2013 marks the return of a piece of legislation that had been introduced in every legislative session in South Carolina for almost two decades: a constitutional amendment to expand the state’s supreme court from 5 to 7 members. What makes this year different is that it is a Republican member of the majority party introducing the bill in the House (HB 3090), rather than a Democrat member of the minority party in the Senate as had been the case for decades.
First, some background.
Pre-Court of Appeals efforts
The entire Judiciary Article (Article V) was revised under a 1972 amendment. The supreme court was re-established with a membership of 5 : 1 chief justice and 4 associate judges, the same composition it had had for decades. By 1979, however, efforts were underway to expand the court from 5 to as many as 10 judges sitting in panels of 3 or 5. The issue was also wrapped up in the matter of the Court of Appeals, which the legislature had created by statute under its power to create “courts of uniform jurisdiction as may be provided for by general law.” Litigation regarding the constitutionality of the Court of Appeals statute kept the court in limbo until it began operations in September 1, 1983 and was explicitly put into the state’s constitution under a 1985 constitutional amendment.
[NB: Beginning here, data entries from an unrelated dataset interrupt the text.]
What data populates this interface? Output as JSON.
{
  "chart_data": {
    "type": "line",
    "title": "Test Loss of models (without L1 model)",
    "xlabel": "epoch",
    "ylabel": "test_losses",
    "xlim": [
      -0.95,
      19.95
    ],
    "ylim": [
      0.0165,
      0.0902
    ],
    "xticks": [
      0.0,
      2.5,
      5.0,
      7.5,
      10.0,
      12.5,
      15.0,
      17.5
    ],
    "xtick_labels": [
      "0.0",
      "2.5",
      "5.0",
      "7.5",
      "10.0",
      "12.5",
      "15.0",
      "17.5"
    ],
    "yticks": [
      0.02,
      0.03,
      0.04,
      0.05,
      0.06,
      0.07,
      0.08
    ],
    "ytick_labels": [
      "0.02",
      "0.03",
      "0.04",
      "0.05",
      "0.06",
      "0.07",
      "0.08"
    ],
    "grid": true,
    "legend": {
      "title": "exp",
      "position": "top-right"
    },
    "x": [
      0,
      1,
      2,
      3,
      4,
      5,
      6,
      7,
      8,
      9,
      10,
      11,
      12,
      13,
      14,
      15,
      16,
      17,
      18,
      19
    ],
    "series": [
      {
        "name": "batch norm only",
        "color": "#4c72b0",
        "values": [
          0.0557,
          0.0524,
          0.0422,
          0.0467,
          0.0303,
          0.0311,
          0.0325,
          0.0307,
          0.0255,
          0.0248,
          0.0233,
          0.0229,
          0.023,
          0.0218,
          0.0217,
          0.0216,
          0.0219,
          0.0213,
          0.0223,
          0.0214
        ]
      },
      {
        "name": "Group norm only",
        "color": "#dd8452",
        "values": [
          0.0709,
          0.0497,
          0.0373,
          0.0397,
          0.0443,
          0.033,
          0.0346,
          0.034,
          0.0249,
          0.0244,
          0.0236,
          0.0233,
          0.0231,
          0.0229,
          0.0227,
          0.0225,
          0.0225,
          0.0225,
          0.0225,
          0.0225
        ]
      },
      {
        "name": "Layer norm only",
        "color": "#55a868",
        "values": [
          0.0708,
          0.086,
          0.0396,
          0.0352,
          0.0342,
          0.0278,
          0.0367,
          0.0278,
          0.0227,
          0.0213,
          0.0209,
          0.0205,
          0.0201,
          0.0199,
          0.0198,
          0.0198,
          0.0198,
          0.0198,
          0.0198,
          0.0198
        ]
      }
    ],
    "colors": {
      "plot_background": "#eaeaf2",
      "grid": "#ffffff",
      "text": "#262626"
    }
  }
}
|1979/1980||HB 3297||5 to 9||Approved by House Judiciary Committee|
|SB 1028||5 to 10, 5-judge panels||Approved by Senate Judiciary Committee|
|1981/1982||HB 2140 / SB 36||5 to 7, 3-judge panels||Killed in committee|
|SB 792||5 to 9||Never taken up|
|1983/1984||HB 2155||5, but allow legislature in future to increase to 7; explicitly create Court of Appeals in state constitution||Killed in committee|
Post-Court of Appeals efforts
Over the next decade the issue lay dormant in the legislature; it was not until the 19951996 session the subject came back up. SB 755 would have expanded the supreme court from 5 to 7 and provided the justices be elected by the general public (rather than the legislature itself, as has been the practice since the Revolutionary War), one per U.S. House district.
SB 755 was reintroduced every session for a decade by the same Democratic senator into a chamber that has had a Republican majority since 2001. None of the versions introduced ever made it out of committee.
|1995/1996||SB 755||5 to 7, one justice per U.S. House district, elected by general public||Died in committee|
Starting in 2005 the focus on these expansion efforts shifted from attempting to change both judicial selection, election-by-district, and expanding the Supreme Court to simply expanding the court.
|2005/2006||HB 4447 / SB 1096||5 to 7||Died in committtee(s)|
Curiously the 2011/2012 session saw no such bills introduced, the first time in almost 2 decades this was the case.